Page 20 of Gladiators of the Vagabond Boxset
Jasmin
That three-month journey to Strewn meant we had to ration our food a little, difficult with a growing teenager aboard the ship.
At first, we’d struggled with communication because it seemed he had no translator and didn’t speak the traders’ common spoken here in the Zeta Quadrant.
It wasn’t until he overheard me cursing at one of Bev’s panels that liked to jam that we had a breakthrough on that front.
My UAR dialect had piqued his interest; he’d dropped what he’d been doing with the bits of metal he’d found and rushed to my side.
Eyes wide, he’d stared at me until I’d repeated my swearing with heated cheeks.
Then he’d made a hand gesture—indicating ‘more’—and I’d started talking in my native tongue and in as many of the UAR languages as I could remember (as a pilot, I’d learned about a handful—just enough to get around).
“You’re from the Alpha Quadrant like me, aren’t you?
” I said. He started nodding furiously, and I made a note of the fact that the traders’ dialect most used in the outer reaches, at the border to lawless space, seemed to work for him.
I didn’t know his species; there weren’t any that had that rather rough, metal texture to their hair or the metallic sheen that now covered all of his skin, it made him glitter copper and silver.
“Can you speak at all?” I asked, and he shook his head, touching his throat.
Ah, so it wasn’t silence from the trauma at least, he was mute.
I saw that Yashan was watching us from a seat at the small galley, a glint in his silver eyes that told me he was happy.
Relieved. “Outer reaches? Lawless space?” I asked, and the kid nodded again.
“Can you write in this language?” Another nod, so I got up and hurried to grab one of my datapads, switching it to the dialect he seemed to know and handing it to him.
Soon, Yashan and I learned his name, Eoin, and that he was of a race called Terafin.
I knew this race, and when I looked at him more closely, I could see the similarities: the bright azure eyes, the delicately pointed ears…
but that metallic sheen and bristly hair were unique to him.
He said he was a metallurgist and could absorb all kinds of metals and minerals through his palms. It was how he’d disabled our pain collars.
That was certainly one question solved, though it was hard to tell the kid that we had no way of returning him home, to the Alpha Quadrant.
Bev would be shot on sight if I ever flew her back into UAR space.
He shrugged calmly, however, and wrote down that he had nowhere to return anyway.
When I leaned over and pulled him into a hug, he accepted it, returning the gesture.
Heart full, I looked over at Yashan and noted the yellow and blue mixture that made up his facial dots. Happy and sad both, yeah, me too.

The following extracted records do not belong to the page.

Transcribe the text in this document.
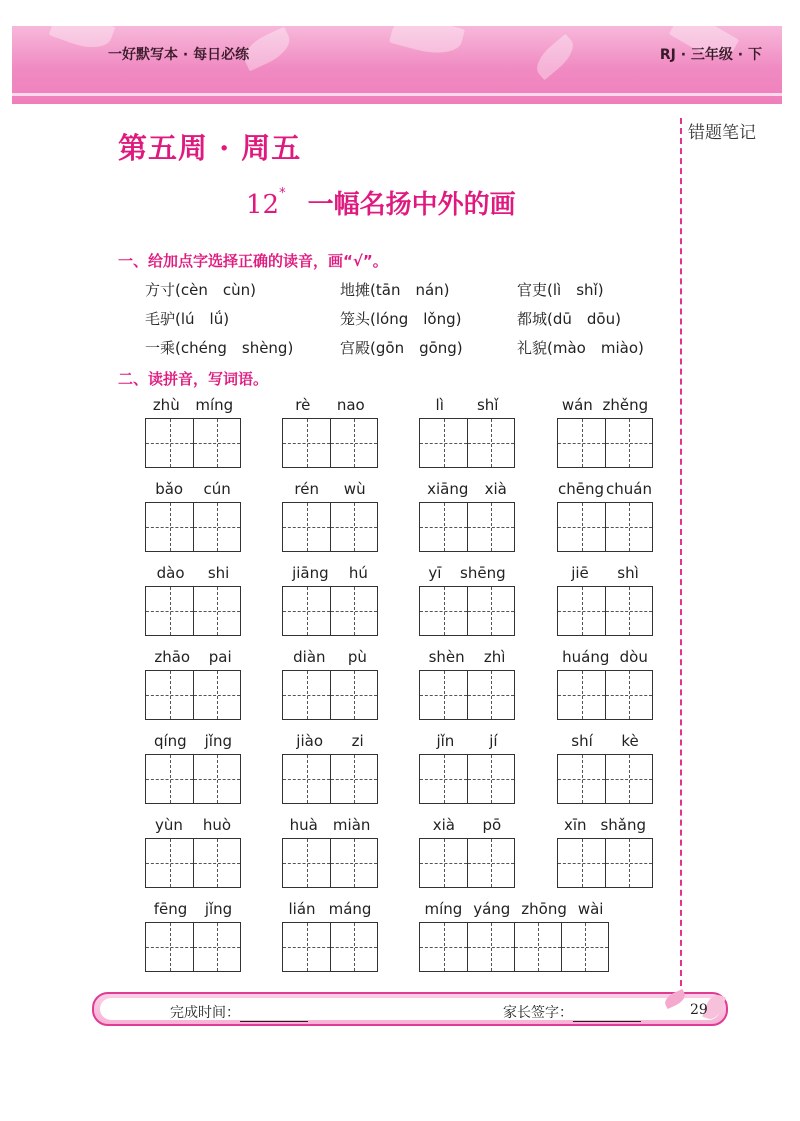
一好默写本 · 每日必练	RJ · 三年级 · 下
错题笔记
第五周 · 周五
12* 一幅名扬中外的画
一、给加点字选择正确的读音，画“√”。
方寸(cèn　cùn)	地摊(tān　nán)	官吏(lì　shǐ)
毛驴(lú　lǘ)	笼头(lóng　lǒng)	都城(dū　dōu)
一乘(chéng　shèng)	宫殿(gōn　gōng)	礼貌(mào　miào)
二、读拼音，写词语。
zhù míng	rè nao	lì shǐ	wán zhěng
bǎo cún	rén wù	xiāng xià	chēng chuán
dào shi	jiāng hú	yī shēng	jiē shì
zhāo pai	diàn pù	shèn zhì	huáng dòu
qíng jǐng	jiào zi	jǐn jí	shí kè
yùn huò	huà miàn	xià pō	xīn shǎng
fēng jǐng	lián máng	míng yáng zhōng wài
完成时间：	家长签字：	29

We settled into a rhythm after that. Eoin took to life aboard Bev like a duck to water.
He was indeed extremely gifted when it came to metal and soon had all of Bev’s warped and dented panels smoothed out and functioning optimally.
I’d set him up with a language learning program so that he could learn to understand Zeta Quadrant’s Traders' Common and be able to speak with Yashan.

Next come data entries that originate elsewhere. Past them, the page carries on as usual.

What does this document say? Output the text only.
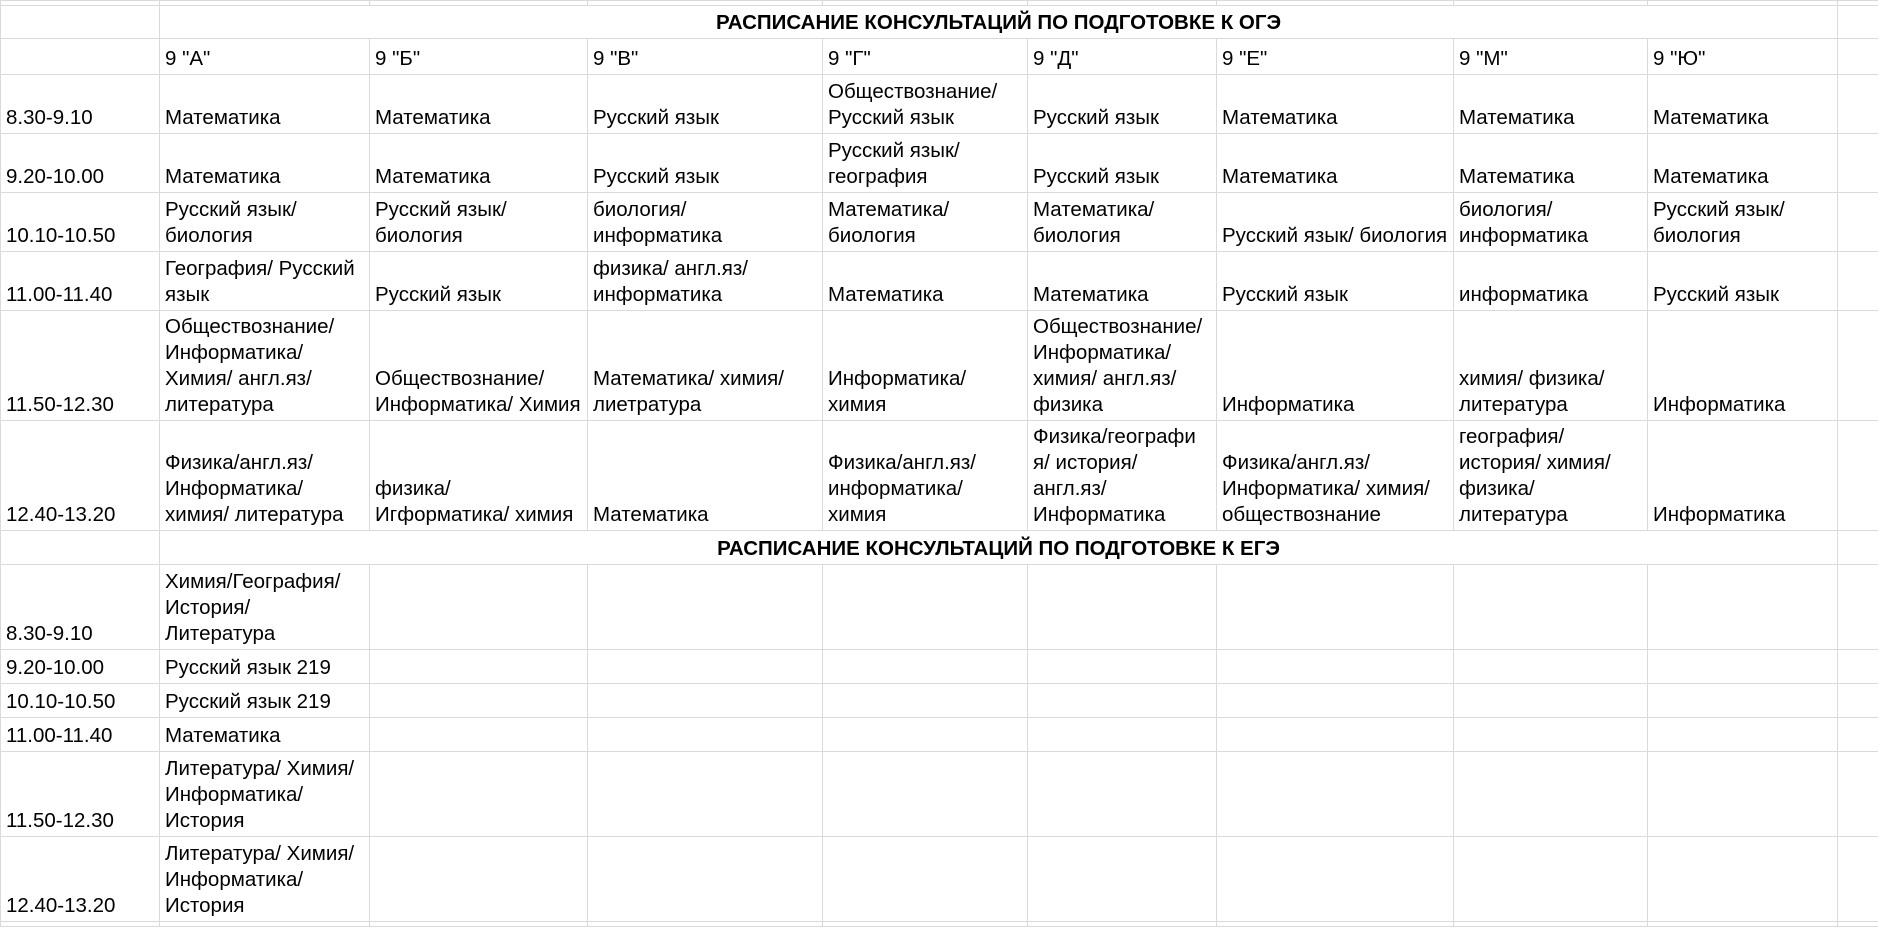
	РАСПИСАНИЕ КОНСУЛЬТАЦИЙ ПО ПОДГОТОВКЕ К ОГЭ								
	9 "А"	9 "Б"	9 "В"	9 "Г"	9 "Д"	9 "Е"	9 "М"	9 "Ю"	
8.30-9.10	Математика	Математика	Русский язык	Обществознание/ Русский язык	Русский язык	Математика	Математика	Математика	
9.20-10.00	Математика	Математика	Русский язык	Русский язык/ география	Русский язык	Математика	Математика	Математика	
10.10-10.50	Русский язык/ биология	Русский язык/ биология	биология/ информатика	Математика/ биология	Математика/ биология	Русский язык/ биология	биология/ информатика	Русский язык/ биология	
11.00-11.40	География/ Русский язык	Русский язык	физика/ англ.яз/ информатика	Математика	Математика	Русский язык	информатика	Русский язык	
11.50-12.30	Обществознание/ Информатика/ Химия/ англ.яз/ литература	Обществознание/ Информатика/ Химия	Математика/ химия/ лиетратура	Информатика/ химия	Обществознание/ Информатика/ химия/ англ.яз/ физика	Информатика	химия/ физика/ литература	Информатика	
12.40-13.20	Физика/англ.яз/ Информатика/ химия/ литература	физика/ Игформатика/ химия	Математика	Физика/англ.яз/ информатика/ химия	Физика/географи я/ история/ англ.яз/ Информатика	Физика/англ.яз/ Информатика/ химия/ обществознание	география/ история/ химия/ физика/ литература	Информатика	
	РАСПИСАНИЕ КОНСУЛЬТАЦИЙ ПО ПОДГОТОВКЕ К ЕГЭ								
8.30-9.10	Химия/География/ История/ Литература								
9.20-10.00	Русский язык 219								
10.10-10.50	Русский язык 219								
11.00-11.40	Математика								
11.50-12.30	Литература/ Химия/ Информатика/ История								
12.40-13.20	Литература/ Химия/ Информатика/ История								
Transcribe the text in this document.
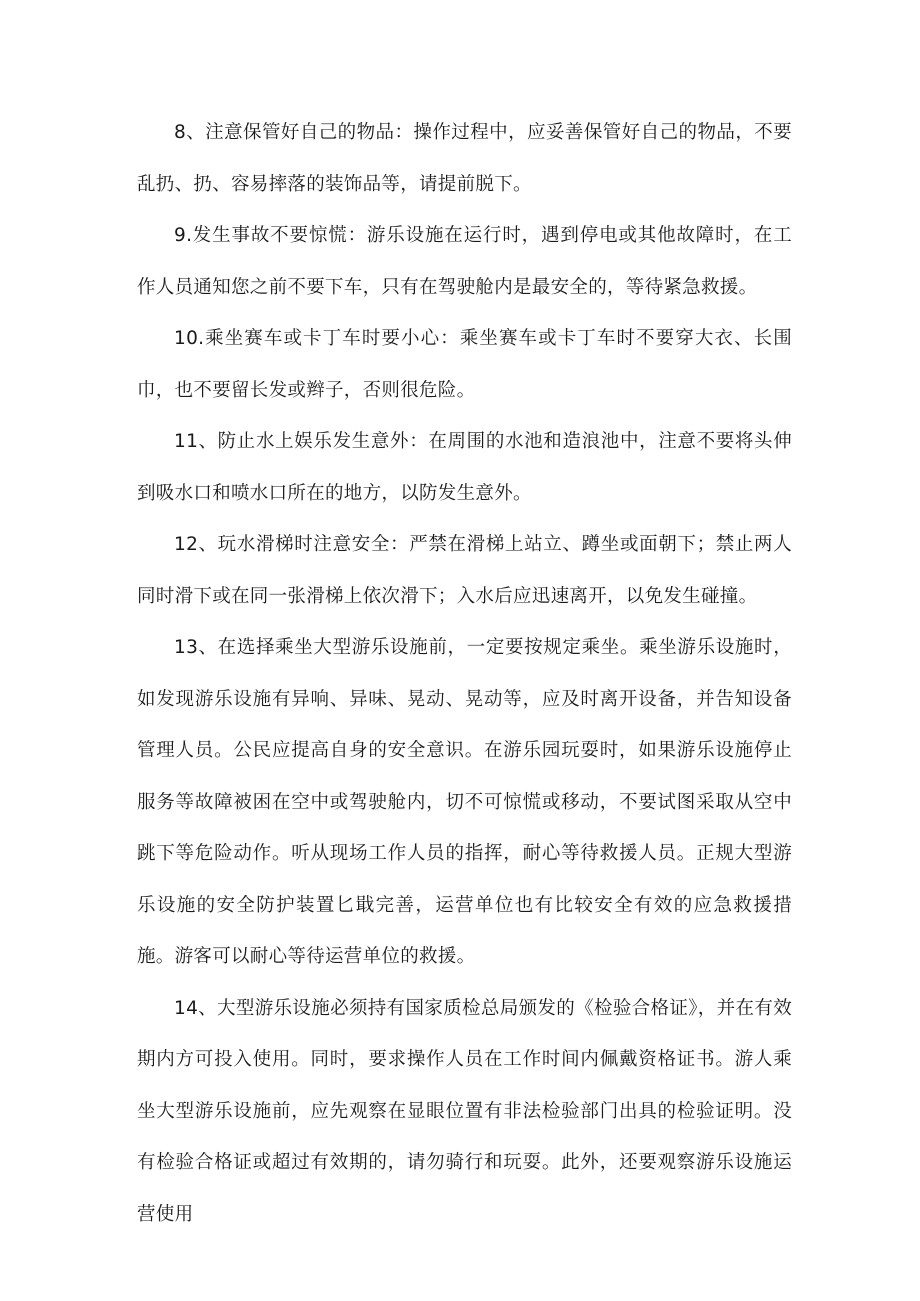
8、注意保管好自己的物品：操作过程中，应妥善保管好自己的物品，不要乱扔、扔、容易摔落的装饰品等，请提前脱下。

9.发生事故不要惊慌：游乐设施在运行时，遇到停电或其他故障时，在工作人员通知您之前不要下车，只有在驾驶舱内是最安全的，等待紧急救援。

10.乘坐赛车或卡丁车时要小心：乘坐赛车或卡丁车时不要穿大衣、长围巾，也不要留长发或辫子，否则很危险。

11、防止水上娱乐发生意外：在周围的水池和造浪池中，注意不要将头伸到吸水口和喷水口所在的地方，以防发生意外。

12、玩水滑梯时注意安全：严禁在滑梯上站立、蹲坐或面朝下；禁止两人同时滑下或在同一张滑梯上依次滑下；入水后应迅速离开，以免发生碰撞。

13、在选择乘坐大型游乐设施前，一定要按规定乘坐。乘坐游乐设施时，如发现游乐设施有异响、异味、晃动、晃动等，应及时离开设备，并告知设备管理人员。公民应提高自身的安全意识。在游乐园玩耍时，如果游乐设施停止服务等故障被困在空中或驾驶舱内，切不可惊慌或移动，不要试图采取从空中跳下等危险动作。听从现场工作人员的指挥，耐心等待救援人员。正规大型游乐设施的安全防护装置匕戢完善，运营单位也有比较安全有效的应急救援措施。游客可以耐心等待运营单位的救援。

14、大型游乐设施必须持有国家质检总局颁发的《检验合格证》，并在有效期内方可投入使用。同时，要求操作人员在工作时间内佩戴资格证书。游人乘坐大型游乐设施前，应先观察在显眼位置有非法检验部门出具的检验证明。没有检验合格证或超过有效期的，请勿骑行和玩耍。此外，还要观察游乐设施运营使用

Yashan and I made love at night and sometimes in the morning.
He had taken over the rationing and the galley, experimenting with ways to make our ration bars and small amount of supplemental food stretch as long as possible—and taste better.
Sometimes the results were fantastic; sometimes not so much.

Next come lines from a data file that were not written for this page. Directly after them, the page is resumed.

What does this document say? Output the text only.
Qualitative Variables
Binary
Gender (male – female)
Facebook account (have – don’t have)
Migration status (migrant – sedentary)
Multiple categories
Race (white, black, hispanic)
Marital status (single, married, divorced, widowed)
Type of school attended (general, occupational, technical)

Eoin and I always made sure to show appreciation anyway, it was good to see Yashan develop a new skill.
By the time we were limping into Strewn Shipyard, three months after our escape, we felt like a family—the one I’d never had growing up in an Earth orphanage. Drifting through space, I’d been without my tether; now, my tether was this ship. My tether was Yashan.
“Now what, my love?” he asked, coming up behind me on the bridge and wrapping his two lower arms around me.
He had to bend down to rest his chin on my shoulder, his black hair tickling my face now that it had started to grow longer.
“Now we pick up a load of goods to sell and a new navigator. And then we’ll see about rescuing some more of your brothers. ”
His silver eyes gleamed in the reflection of the viewscreen. “That sounds perfect.”